Марченко заметил: хотя у Михаила и брюшко, а конституция у него такая, что выглядит мальчишкой.
— Научные достижения… Космос. Газеты, радио, телевидение — все будто бы за нравственность. А можешь ты утверждать, что она выросла? Можешь сказать, что углубленный научный поиск делает глубже и ее? Вот изобрел человек атомную бомбу. Колебался, мучился, а все же изобрел. Иной и колебаться не будет. И вообще само изобретение становится уже как бы и не подвластным никому и ничему. А вот то, что сжигаем кислород, какой ты, спасибо тебе (маленькая ирония), хочешь нам вернуть…

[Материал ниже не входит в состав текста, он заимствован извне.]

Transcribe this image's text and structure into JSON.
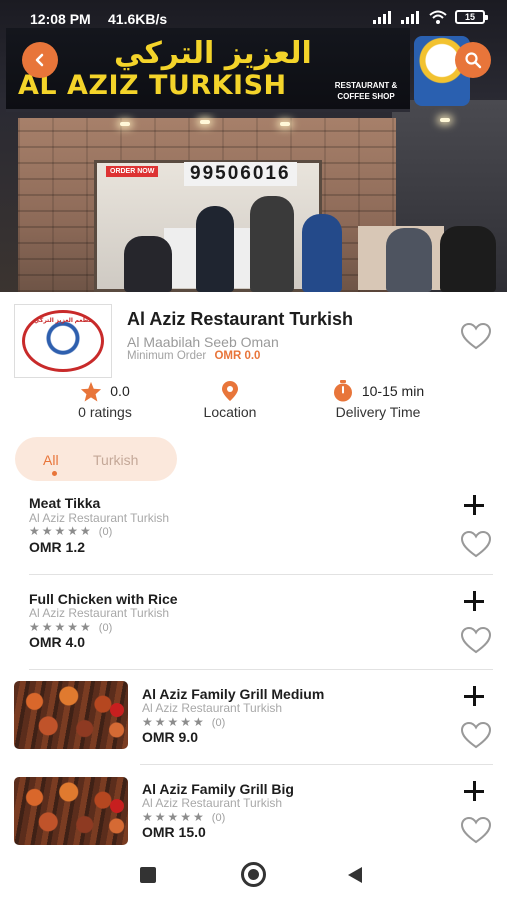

…Михаил оседлал своего конька. Он любил говорить о том, куда зайдет человечество в своем прогрессе. Выжжет кислород, загрязнит биосферу, уничтожит себя бомбой или преодолеет все это. Будет все дальше привыкать к рациональной жизни, терять одни наслаждения и изобретать другие. Он-то жил старыми удовольствиями. Любил охотиться, разводить ночью у реки костер и собирать грибы. И вместе с тем любил нагнетать ужасы. Они оправдывали его ненастоящий скептицизм, его умение легко, не увязая глубоко душой, вывернуться где надо, где пройти, а где и пробежать.